Correr para salvar a una niña del peligro hizo que mi corazón se acelerara, pero entrar en la mansión de su abuela lo detuvo en seco. En la pared colgaba una vieja foto de un hombre que se parecía a mí pero pertenecía a otra época. ¿Quién era? La verdad que siguió me perseguiría por siempre. No sucede mucho en mi vecindario, a las afueras de la ciudad. Las calles son tranquilas, bordeadas de arces y casas modestas, sus tejas desgastadas cuentan historias de décadas pasadas.
El aire otoñal trae el dulce aroma de las hojas en descomposición, el recordatorio de la naturaleza de que todo cambia. Al menos, eso era lo que pensaba hasta esa fresca tarde de octubre en la que un simple viaje a la tienda de comestibles lo cambió todo. Mientras caminaba a casa con mis maletas, vi a una niña, de no más de seis años, sentada en medio de la calle. Ella lloraba sobre su rodilla raspada mientras su bicicleta estaba tumbada de lado, la rueda todavía giraba perezosamente bajo la luz de la tarde.
Mi corazón se paró cuando vi dónde estaba sentada, justo antes de esa famosa curva donde los conductores siempre van a toda velocidad, sus neumáticos chirriando contra el asfalto como gatos enojados.
“¡Oye! ¡Cuidado!” Dejé caer mis compras, los huevos se rompieron con un chapoteo húmedo cuando la bolsa golpeó el pavimento, las naranjas rodaron lejos como prisioneros fugitivos. Pero nada de eso importaba. Corrí hacia ella, mis pies apenas tocaban el suelo, los pulmones ardían con cada respiración. El tiempo parecía ralentizarse, el mundo se estrechaba a solo yo y esta niña en peligro.
El motor rugió más cerca, su gruñido se volvía más amenazador con cada segundo que pasaba. La recogí justo cuando un sedán rojo dobló la esquina, la ráfaga de aire de su paso alborotó nuestras ropas, nos pasó por centímetros. El conductor ni siquiera disminuyó la velocidad, dejando solo el olor acre de goma quemada a su paso. “Me duele la rodilla”, gimió, con voz pequeña y rota. “Tengo miedo. Tengo mucho miedo”. Sus dedos se clavaron en mis hombros, buscando consuelo en su agarre.

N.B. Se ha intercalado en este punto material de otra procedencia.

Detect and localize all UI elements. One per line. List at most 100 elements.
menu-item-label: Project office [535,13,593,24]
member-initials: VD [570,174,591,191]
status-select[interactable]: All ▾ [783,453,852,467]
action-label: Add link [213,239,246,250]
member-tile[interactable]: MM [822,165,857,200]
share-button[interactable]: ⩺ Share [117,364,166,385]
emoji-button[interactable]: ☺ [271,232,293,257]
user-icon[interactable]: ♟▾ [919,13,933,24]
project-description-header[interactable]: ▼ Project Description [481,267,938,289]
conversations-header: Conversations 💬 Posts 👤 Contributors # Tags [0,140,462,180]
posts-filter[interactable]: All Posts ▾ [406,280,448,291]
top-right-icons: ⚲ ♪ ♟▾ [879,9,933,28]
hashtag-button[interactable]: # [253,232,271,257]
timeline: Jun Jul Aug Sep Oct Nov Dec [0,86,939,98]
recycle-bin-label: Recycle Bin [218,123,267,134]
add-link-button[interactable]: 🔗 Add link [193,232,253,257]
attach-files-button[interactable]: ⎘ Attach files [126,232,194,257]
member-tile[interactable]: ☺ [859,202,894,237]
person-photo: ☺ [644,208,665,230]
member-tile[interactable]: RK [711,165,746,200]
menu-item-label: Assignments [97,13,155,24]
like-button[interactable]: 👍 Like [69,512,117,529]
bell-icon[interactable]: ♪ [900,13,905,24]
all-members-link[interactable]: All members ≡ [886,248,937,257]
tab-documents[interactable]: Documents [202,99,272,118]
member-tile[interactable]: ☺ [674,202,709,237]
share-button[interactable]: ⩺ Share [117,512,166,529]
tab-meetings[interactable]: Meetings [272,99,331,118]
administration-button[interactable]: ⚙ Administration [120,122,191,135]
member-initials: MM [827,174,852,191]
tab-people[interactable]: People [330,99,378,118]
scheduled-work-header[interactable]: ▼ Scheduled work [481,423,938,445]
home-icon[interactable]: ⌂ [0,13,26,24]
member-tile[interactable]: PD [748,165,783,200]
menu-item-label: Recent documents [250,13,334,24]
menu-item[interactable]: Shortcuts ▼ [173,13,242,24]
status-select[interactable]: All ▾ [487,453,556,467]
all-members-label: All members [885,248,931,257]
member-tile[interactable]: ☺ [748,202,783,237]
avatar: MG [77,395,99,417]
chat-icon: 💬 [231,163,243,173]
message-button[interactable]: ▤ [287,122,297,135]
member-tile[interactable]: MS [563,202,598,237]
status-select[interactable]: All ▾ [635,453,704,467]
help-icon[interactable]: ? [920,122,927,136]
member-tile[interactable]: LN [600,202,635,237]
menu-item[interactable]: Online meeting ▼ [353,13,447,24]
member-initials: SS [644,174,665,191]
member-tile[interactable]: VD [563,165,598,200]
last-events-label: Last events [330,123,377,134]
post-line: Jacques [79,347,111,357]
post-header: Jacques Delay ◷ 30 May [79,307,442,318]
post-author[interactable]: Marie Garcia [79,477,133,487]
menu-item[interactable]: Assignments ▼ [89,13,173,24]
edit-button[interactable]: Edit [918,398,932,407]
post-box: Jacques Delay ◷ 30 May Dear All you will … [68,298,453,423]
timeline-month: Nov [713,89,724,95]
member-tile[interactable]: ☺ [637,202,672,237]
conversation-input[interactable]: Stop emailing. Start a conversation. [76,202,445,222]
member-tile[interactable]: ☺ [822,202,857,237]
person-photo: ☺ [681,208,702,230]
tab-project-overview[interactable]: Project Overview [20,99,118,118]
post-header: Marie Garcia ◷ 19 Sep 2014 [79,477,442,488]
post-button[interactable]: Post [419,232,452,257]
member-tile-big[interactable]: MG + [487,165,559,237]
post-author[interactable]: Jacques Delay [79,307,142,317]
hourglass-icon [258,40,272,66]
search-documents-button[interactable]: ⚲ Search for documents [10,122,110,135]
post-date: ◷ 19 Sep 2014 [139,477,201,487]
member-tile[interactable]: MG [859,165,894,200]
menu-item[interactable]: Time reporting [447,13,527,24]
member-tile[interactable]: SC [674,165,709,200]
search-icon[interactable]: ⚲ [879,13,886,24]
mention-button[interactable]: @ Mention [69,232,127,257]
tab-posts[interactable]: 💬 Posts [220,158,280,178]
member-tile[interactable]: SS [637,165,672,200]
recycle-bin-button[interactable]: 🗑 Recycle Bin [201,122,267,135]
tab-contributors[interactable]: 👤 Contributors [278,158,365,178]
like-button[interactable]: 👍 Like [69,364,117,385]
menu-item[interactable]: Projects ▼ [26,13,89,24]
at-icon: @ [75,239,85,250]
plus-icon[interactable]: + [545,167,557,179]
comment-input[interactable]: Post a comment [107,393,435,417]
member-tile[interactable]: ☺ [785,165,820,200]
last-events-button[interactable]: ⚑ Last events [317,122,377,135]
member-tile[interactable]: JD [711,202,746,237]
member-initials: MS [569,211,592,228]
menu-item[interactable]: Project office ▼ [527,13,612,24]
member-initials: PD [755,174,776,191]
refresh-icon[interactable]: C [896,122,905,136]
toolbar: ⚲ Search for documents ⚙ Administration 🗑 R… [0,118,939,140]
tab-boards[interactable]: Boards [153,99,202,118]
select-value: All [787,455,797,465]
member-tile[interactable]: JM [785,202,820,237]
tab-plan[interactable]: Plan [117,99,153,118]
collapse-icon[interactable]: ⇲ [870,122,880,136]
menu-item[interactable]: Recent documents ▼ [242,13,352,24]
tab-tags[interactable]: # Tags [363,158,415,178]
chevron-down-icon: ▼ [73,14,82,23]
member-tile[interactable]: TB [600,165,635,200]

“Lo sé, cariño. Lo sé”, dije, acariciando suavemente su cabello. “Ahora estás a salvo. Te tengo. Nada te va a hacer daño. ¿Cómo te llamas?” Me aparté un poco para mirar su rostro manchado de lágrimas, sus ojos muy abiertos por el miedo persistente. “Evie”, sollozó, limpiándose la nariz con la manga. Una horquilla de mariposa violeta colgaba torcida en su cabello castaño despeinado. Señaló hacia la calle, hipando entre palabras. “Mami… se fue. Traté de seguirla en mi bicicleta, pero me caí, y ella no me vio, y…” Su voz se quebró por completo, lágrimas frescas derramándose por sus mejillas.
—¿Cuál es tu casa? —pregunté suavemente, agachándome para ponerme a su altura. —La grande. —Volvió a sorber por la nariz, retorciendo el dobladillo de su suéter rosa entre sus dedos—. La de la puerta negra. La abuela me está cuidando hoy. No se suponía que debía irme, pero solo quería ver a mamá. La ayudé a levantarse, recuperé su bicicleta, una bicicleta rosa y blanca con serpentinas colgando del manubrio, y caminé a su lado mientras ella cojeaba, su pequeña mano agarrando la mía con fuerza.